What I didn’t realise was that dinner was preceded by two hours of the most succulent and delicious-looking “canapes”  – which of course I couldn’t eat! I sipped at the home made elderflower wine I’d brought and realised I was getting light headed, and my stomach was making funny noises, so I went back to water. All the while this table full of food beside me…. anyway, I perked up considerably after wolfing down my mackerel, cauliflower and peas – and Johanna insisted on donating me the other 2 mackerel fillets they had defrosted, so I had one for breakfast. Had to disappear to the loo when the birthday cakes and the After Eights came out – more than the heart could bear.

Mercifully the hens have decided to start laying again, so I shall have some hard-boiled eggs to add to the slowly drying apple rings as snacks. I think I will just use the hazelnuts as snacks, too, rather than try to make them into a meal.
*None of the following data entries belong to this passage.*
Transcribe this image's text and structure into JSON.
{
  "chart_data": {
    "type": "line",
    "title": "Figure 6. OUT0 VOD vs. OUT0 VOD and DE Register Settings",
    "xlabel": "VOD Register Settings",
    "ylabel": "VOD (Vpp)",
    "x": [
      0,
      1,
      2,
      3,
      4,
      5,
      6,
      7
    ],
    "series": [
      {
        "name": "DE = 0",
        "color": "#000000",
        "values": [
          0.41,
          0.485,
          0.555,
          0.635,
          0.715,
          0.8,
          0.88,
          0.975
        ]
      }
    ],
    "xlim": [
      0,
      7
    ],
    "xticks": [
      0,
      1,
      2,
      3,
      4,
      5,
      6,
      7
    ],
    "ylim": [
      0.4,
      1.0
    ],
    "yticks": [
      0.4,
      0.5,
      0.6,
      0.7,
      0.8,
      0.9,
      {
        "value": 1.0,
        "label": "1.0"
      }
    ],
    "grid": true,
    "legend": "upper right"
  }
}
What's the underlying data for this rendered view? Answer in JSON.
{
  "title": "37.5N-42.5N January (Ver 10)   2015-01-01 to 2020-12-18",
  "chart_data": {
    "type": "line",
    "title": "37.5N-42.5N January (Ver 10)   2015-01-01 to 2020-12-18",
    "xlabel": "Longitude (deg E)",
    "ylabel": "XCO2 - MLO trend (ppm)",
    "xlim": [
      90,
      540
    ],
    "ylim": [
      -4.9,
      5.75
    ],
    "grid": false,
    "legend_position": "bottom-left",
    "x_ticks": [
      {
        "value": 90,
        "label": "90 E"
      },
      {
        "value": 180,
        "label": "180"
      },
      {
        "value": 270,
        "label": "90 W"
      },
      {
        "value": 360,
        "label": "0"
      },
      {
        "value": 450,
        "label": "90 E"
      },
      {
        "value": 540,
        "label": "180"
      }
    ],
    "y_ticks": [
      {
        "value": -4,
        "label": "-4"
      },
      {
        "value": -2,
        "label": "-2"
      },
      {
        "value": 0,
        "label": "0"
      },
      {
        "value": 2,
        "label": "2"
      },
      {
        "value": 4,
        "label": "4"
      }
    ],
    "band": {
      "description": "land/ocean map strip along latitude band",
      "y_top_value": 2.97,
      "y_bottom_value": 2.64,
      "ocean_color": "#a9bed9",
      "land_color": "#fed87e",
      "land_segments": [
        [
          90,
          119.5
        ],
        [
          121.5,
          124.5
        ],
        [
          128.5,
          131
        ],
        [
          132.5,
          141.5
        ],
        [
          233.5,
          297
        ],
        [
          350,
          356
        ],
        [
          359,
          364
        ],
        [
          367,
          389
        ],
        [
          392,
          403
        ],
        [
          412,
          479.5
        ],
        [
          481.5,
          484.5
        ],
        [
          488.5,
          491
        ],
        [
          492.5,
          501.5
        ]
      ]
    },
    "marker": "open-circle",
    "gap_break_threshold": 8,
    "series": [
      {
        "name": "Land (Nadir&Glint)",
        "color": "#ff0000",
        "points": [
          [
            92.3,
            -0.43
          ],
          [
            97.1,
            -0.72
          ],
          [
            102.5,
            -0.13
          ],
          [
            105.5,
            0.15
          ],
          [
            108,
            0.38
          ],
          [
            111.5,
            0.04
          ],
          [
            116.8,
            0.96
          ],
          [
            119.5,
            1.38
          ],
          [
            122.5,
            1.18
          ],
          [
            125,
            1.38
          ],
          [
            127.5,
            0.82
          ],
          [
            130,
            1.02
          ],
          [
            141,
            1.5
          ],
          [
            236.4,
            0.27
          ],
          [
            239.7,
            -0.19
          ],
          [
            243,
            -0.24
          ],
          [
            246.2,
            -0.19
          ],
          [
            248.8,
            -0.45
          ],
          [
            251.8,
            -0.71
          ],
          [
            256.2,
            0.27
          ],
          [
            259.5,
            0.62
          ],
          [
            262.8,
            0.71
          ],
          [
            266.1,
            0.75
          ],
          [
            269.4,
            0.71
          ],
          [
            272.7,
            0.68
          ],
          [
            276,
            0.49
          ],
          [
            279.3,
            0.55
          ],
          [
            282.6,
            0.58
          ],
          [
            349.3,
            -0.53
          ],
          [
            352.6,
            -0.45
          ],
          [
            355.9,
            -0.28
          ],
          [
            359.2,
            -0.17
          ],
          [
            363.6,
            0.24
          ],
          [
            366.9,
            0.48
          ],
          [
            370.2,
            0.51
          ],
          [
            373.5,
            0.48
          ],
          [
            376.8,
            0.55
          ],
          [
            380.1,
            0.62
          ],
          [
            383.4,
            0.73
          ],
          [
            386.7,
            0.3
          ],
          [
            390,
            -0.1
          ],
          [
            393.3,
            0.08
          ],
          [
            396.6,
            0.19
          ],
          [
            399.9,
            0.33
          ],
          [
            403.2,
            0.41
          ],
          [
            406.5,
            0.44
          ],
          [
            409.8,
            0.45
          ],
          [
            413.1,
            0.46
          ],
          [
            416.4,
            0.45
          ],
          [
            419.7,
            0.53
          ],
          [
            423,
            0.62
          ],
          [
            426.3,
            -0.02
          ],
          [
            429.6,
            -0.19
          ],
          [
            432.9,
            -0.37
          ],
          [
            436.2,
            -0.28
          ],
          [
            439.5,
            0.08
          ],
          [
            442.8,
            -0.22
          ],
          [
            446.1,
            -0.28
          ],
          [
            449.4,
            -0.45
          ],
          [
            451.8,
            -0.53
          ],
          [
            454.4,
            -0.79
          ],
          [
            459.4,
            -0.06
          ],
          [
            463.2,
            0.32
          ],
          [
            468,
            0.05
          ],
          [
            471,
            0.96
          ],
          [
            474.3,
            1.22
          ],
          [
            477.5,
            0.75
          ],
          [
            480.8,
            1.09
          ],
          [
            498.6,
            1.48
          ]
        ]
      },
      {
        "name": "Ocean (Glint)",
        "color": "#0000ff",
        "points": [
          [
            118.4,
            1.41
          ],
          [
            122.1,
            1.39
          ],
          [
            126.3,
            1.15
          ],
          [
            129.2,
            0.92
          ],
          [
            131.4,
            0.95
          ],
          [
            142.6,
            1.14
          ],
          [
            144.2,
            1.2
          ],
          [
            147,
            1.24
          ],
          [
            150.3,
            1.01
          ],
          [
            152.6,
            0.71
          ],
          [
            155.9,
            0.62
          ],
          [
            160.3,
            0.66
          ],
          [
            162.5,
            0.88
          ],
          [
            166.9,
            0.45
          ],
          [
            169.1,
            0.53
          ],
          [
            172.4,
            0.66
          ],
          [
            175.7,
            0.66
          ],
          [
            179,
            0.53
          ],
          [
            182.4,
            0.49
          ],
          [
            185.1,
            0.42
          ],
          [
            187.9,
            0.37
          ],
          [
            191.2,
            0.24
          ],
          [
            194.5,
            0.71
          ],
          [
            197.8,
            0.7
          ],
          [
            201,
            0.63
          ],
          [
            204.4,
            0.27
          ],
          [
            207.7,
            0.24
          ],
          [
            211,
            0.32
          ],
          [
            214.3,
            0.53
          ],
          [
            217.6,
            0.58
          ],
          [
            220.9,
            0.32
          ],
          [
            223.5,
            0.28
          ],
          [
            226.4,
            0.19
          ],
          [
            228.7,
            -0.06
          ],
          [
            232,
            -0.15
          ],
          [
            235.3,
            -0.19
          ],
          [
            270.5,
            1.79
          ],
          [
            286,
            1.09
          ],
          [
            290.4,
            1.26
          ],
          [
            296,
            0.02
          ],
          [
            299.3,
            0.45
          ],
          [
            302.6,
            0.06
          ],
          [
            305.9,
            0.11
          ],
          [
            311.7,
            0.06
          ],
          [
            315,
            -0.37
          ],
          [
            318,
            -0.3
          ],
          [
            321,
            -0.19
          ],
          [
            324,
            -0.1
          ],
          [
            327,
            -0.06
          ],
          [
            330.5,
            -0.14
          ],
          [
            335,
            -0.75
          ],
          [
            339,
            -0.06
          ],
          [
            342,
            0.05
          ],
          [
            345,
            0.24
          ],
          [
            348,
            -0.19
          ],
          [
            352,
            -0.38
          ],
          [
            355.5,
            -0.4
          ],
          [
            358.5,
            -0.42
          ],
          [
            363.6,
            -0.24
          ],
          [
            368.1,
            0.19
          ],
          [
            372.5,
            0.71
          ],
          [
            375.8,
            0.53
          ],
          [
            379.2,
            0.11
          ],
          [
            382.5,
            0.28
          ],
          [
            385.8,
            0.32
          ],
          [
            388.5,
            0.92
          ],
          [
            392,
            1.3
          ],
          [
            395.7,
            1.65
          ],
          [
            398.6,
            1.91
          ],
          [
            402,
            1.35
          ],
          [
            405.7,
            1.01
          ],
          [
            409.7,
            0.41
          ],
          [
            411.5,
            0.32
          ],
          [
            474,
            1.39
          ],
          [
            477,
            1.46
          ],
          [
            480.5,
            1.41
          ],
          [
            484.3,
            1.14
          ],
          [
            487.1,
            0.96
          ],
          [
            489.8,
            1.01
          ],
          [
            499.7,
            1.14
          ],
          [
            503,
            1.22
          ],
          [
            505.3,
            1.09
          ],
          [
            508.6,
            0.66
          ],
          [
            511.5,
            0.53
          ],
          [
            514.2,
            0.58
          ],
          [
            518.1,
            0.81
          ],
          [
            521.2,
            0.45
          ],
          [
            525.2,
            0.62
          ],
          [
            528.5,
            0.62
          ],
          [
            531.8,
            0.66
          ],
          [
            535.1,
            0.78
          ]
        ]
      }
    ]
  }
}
Rose wanted rid of another cockerel yesterday who was brutalising her bantams, so I think I have no problem really with protein, and the hazelnuts are just a treat at times.

I had the cockerel hung up to pluck and draw this morning when I discovered the cupboard under the sink was full of water so was distracted by the need to do some filthy plumbing. By the time I had got that fixed, the cock in the freezer, tonights dinner (pheasant, leeks and a potato) in a slow cooker, and tomorrow’s vegetable stew for the food flask (I work a 12 hour shift on Mondays at the college), not to mention cleaning and drying the kitchen, it was late afternoon. So much for foraging! I’d have loved a pot of tea (how I LOVE tea), but had to settle for a wild strawberry leaf tisane, which is… acceptable.

I have my curd cheese hanging up in muslin to drain; and another pan of sycamore sap on the stove, and the house is tidy but I’ve had no time to relax this weekend. So pretty exhausted tonight, craving chocolate, or a mug of Horlicks, a biscuit…. I think I’d better go to bed.